She found it on the side of the road at Bulli during council clean-up; unwanted, ageing, with a big empty hole where the seat used to be.
She didn't know what she would do with it, only that she must have it.
"I've always been arty, I've always been crafty. When I saw the chair I thought, 'ooh, what can I do with you?'," Miss Kervin said.
The chair sat untouched in Miss Kervin's lounge room for many months until inspiration suddenly struck.
She would bead it. She would bead it all over.
After 34 tubes of glue, 150 metres of wire and more than a kilo of little beads - strung together and affixed in a painstakingly slow process - Miss Kervin, who doesn't drive, lugged the chair on to a train bound for the Sydney Royal Easter Show.

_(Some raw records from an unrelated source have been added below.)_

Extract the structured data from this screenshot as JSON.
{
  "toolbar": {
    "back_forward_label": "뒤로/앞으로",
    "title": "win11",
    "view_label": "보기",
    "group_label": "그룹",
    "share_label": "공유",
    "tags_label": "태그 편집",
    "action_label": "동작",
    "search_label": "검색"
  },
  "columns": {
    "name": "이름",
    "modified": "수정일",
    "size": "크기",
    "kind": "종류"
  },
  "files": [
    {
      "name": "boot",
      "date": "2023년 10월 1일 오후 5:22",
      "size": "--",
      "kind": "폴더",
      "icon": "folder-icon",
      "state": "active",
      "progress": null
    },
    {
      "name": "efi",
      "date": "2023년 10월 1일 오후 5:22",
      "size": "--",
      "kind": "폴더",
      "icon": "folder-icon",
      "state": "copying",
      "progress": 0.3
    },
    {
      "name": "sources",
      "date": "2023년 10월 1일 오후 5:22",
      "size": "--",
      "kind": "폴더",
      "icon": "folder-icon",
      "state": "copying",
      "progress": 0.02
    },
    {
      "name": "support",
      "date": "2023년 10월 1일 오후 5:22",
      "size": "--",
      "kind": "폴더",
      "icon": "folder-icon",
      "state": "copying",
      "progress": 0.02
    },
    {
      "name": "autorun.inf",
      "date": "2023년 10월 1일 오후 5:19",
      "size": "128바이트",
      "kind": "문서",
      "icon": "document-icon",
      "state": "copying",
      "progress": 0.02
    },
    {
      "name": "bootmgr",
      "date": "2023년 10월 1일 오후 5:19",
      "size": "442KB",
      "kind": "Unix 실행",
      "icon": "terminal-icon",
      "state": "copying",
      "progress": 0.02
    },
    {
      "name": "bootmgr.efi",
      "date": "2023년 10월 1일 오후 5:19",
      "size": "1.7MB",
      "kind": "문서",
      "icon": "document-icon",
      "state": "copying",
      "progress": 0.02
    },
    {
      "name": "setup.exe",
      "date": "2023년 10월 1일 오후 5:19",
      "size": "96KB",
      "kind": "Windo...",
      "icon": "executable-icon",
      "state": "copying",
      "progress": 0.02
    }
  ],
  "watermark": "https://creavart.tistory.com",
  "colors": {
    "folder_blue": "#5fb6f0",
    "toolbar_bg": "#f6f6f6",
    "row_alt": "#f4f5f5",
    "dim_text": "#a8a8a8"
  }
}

It was unfortunate that it was the same day as the Future Music Festival.
She sat in a carriage crammed with trendy young concert-goers; a grown-up with a beaded chair in a sea of short shorts and gaping singlets.
As she went to leave the carriage the chair bumped against something and a section of the beading came loose, prompting an emergency repair session at Central Station.
Afterwards she went to the wrong platform, growing flustered as the craft section entry deadline, 4pm, grew near.
It was almost time when she arrived at Homebush, pressing entry intercom buttons at random.
"Where do I go?" she cried, to a big fence with people behind it. She just scraped in.
It was Tuesday this week when Miss Kervin took her boyfriend to the arts and crafts pavilion for an advanced viewing of all the entries.
The chair was in there with the other "homewares - mixed media articles for the home", including beaded vases, felted bags, crocheted things. It had a big blue ribbon on it.
"I burst into tears," Miss Kervin said. "It was always my goal to enter the Easter Show."
The prize, a modest $50, won't cover costs but is Miss Kervin's crowning craft achievement.
She is now eyeing up an old lamp base.